Les socialistes ont usurpé le nom de liberté et leur libéralisme est un constructivisme. Pour eux, il s’agit de construire un homme sans cesse nouveau, détaché de son histoire, de sa tradition et de sa famille, un individu toujours tournoyant sur lui-même, soumis à l’État sans aucune médiation. C’est de l’État providence que naît le communautarisme, non du libéralisme. L’État providence est un système social fondé sur la redistribution obligatoire, que l’on a baptisée justice sociale pour pervertir le sens des mots. À partir du moment où l’on prend à certains pour donner à d’autres, chacun veut être du côté de la redistribution et non des prélèvements. Cela oblige non seulement à mentir ou à biaiser, mais aussi à se présenter comme la minorité opprimée qui a droit aux aides de l’État ; argent forcément pris au riche, forcément coupable. De là naissent les communautés qui se battent pour prendre le manche de l’État, puisque tenir l’État, c’est diriger vers soi les mannes de la redistribution.

C’est un mythe que de croire à l’impartialité de l’État et à la défense de l’intérêt général par celui-ci, « grande fiction à travers laquelle tout le monde s’efforce de vivre aux dépens de tout le monde », pour reprendre la juste définition de Bastiat. Le culte de l’État en France est de l’ordre du religieux archaïque et correspond exactement aux analyses de René Girard : désir mimétique, sacrifice rituel (celui des « riches » sacrifiés pour les « pauvres »), montée aux extrêmes. Même la république a dépassé le cadre d’un simple régime politique parmi d’autres, pour devenir une religion politique. C’est une sorte de déesse qui combat les communautarismes, mais qui a besoin d’eux pour exister, car il lui est nécessaire de fragmenter la société et d’individualiser les personnes pour justifier ensuite son existence : celle d’être la grande conciliatrice. Le droit positif ne repose plus sur le droit naturel, mais sur la volonté individuelle, c’est-à-dire le relativisme moral.

« C’est de l’accroissement de la productivité que viennent le progrès économique et social, le développement des richesses et la réduction des inégalités ». D’aucuns parleraient de « ruissellement » ! La France de Juillet est-elle le laboratoire historique de la politique d’Emmanuel Macron ?

Absolument pas ! Emmanuel Macron est dans la continuité de la pensée technocratique française. Huit impôts et taxes nouveaux en huit mois, c’est une banale politique étatiste, sûrement pas libérale. Avec la suppression de la taxe d’habitation, qui aura pour effet d’affaiblir les collectivités locales, ou le prélèvement à la source, qui renforce la Stasi fiscale, nous ne sommes pas dans la primauté accordée aux personnes, mais dans la mainmise toujours plus grande de l’État sur les libertés.

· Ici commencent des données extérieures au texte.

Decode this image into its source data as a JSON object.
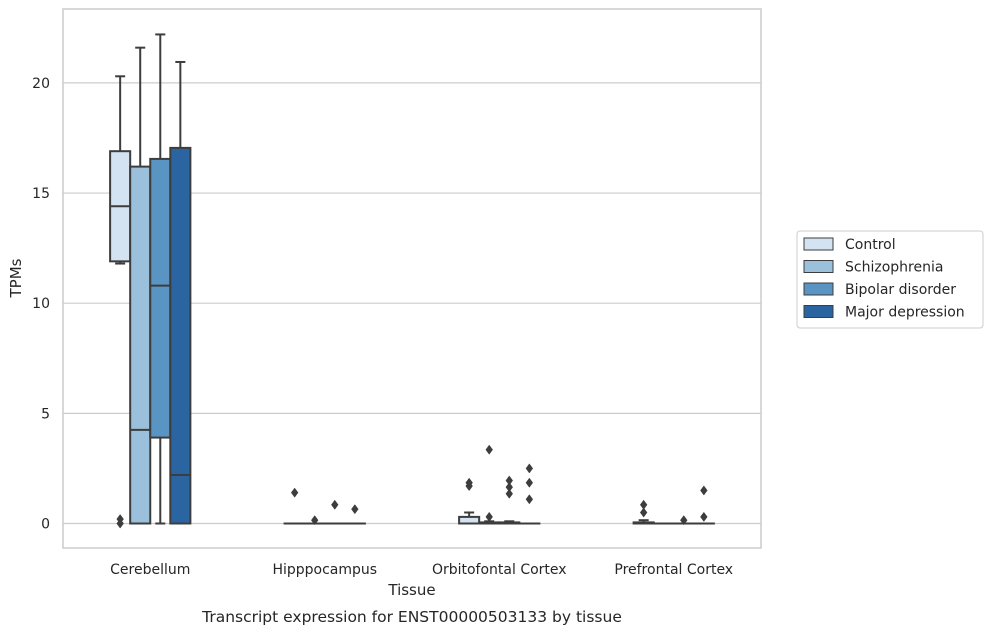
{
  "chart_data": {
    "type": "box",
    "title": "",
    "caption": "Transcript expression for ENST00000503133 by tissue",
    "xlabel": "Tissue",
    "ylabel": "TPMs",
    "ylim": [
      -1.1,
      23.4
    ],
    "yticks": [
      0,
      5,
      10,
      15,
      20
    ],
    "grid": "horizontal",
    "legend_position": "right",
    "categories": [
      "Cerebellum",
      "Hipppocampus",
      "Orbitofontal Cortex",
      "Prefrontal Cortex"
    ],
    "series": [
      {
        "name": "Control",
        "color": "#d3e3f1",
        "boxes": [
          {
            "whislo": 11.8,
            "q1": 11.9,
            "med": 14.4,
            "q3": 16.9,
            "whishi": 20.3,
            "fliers": [
              0.0,
              0.2
            ]
          },
          {
            "whislo": 0.0,
            "q1": 0.0,
            "med": 0.0,
            "q3": 0.0,
            "whishi": 0.0,
            "fliers": [
              1.4
            ]
          },
          {
            "whislo": 0.0,
            "q1": 0.0,
            "med": 0.0,
            "q3": 0.3,
            "whishi": 0.5,
            "fliers": [
              1.7,
              1.85
            ]
          },
          {
            "whislo": 0.0,
            "q1": 0.0,
            "med": 0.0,
            "q3": 0.05,
            "whishi": 0.15,
            "fliers": [
              0.5,
              0.85
            ]
          }
        ]
      },
      {
        "name": "Schizophrenia",
        "color": "#9ac0db",
        "boxes": [
          {
            "whislo": 0.0,
            "q1": 0.0,
            "med": 4.25,
            "q3": 16.2,
            "whishi": 21.6,
            "fliers": []
          },
          {
            "whislo": 0.0,
            "q1": 0.0,
            "med": 0.0,
            "q3": 0.0,
            "whishi": 0.0,
            "fliers": [
              0.15
            ]
          },
          {
            "whislo": 0.0,
            "q1": 0.0,
            "med": 0.0,
            "q3": 0.05,
            "whishi": 0.1,
            "fliers": [
              0.3,
              3.35
            ]
          },
          {
            "whislo": 0.0,
            "q1": 0.0,
            "med": 0.0,
            "q3": 0.0,
            "whishi": 0.0,
            "fliers": []
          }
        ]
      },
      {
        "name": "Bipolar disorder",
        "color": "#5a94c2",
        "boxes": [
          {
            "whislo": 0.0,
            "q1": 3.9,
            "med": 10.8,
            "q3": 16.55,
            "whishi": 22.2,
            "fliers": []
          },
          {
            "whislo": 0.0,
            "q1": 0.0,
            "med": 0.0,
            "q3": 0.0,
            "whishi": 0.0,
            "fliers": [
              0.85
            ]
          },
          {
            "whislo": 0.0,
            "q1": 0.0,
            "med": 0.0,
            "q3": 0.05,
            "whishi": 0.1,
            "fliers": [
              1.35,
              1.65,
              1.95
            ]
          },
          {
            "whislo": 0.0,
            "q1": 0.0,
            "med": 0.0,
            "q3": 0.0,
            "whishi": 0.0,
            "fliers": [
              0.15
            ]
          }
        ]
      },
      {
        "name": "Major depression",
        "color": "#2a65a2",
        "boxes": [
          {
            "whislo": 0.0,
            "q1": 0.0,
            "med": 2.2,
            "q3": 17.05,
            "whishi": 20.95,
            "fliers": []
          },
          {
            "whislo": 0.0,
            "q1": 0.0,
            "med": 0.0,
            "q3": 0.0,
            "whishi": 0.0,
            "fliers": [
              0.65
            ]
          },
          {
            "whislo": 0.0,
            "q1": 0.0,
            "med": 0.0,
            "q3": 0.0,
            "whishi": 0.0,
            "fliers": [
              1.1,
              1.85,
              2.5
            ]
          },
          {
            "whislo": 0.0,
            "q1": 0.0,
            "med": 0.0,
            "q3": 0.0,
            "whishi": 0.0,
            "fliers": [
              0.3,
              1.5
            ]
          }
        ]
      }
    ]
  },
  "colors": {
    "grid": "#cccccc",
    "frame": "#cccccc",
    "line": "#3d3d3d",
    "text": "#262626"
  }
}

Il y a au moins une grande différence entre Emmanuel Macron et Louis-Philippe : le dernier n’est presque jamais évoqué dans votre livre, tandis qu’Emmanuel Macron semble étouffer tous ses collaborateurs et les membres de sa majorité. Qui seront les Thiers, les Guizot et autres Bastiat de l’ère Macron ?

Au gouvernement, on n’en trouvera pas beaucoup. Thiers, Guizot et Bastiat sont des intellectuels, de grands historiens pour les deux premiers. Rien à voir avec les technocrates de l’actuel gouvernement bien souvent incapables de penser l’ordre spontané de la société. La qualité d’un grand chef d’État, c’est de savoir s’entourer de ministres de grande valeur. C’est la marque que celui-ci maîtrise deux vertus indispensables au commandement : la magnanimité et l’humilité. En ayant comme ministre Guizot, Broglie, Thiers, Laffite ou le baron Louis, tous des hommes d’exception, Louis-Philippe s’inscrit parmi les grands chefs d’État de la France.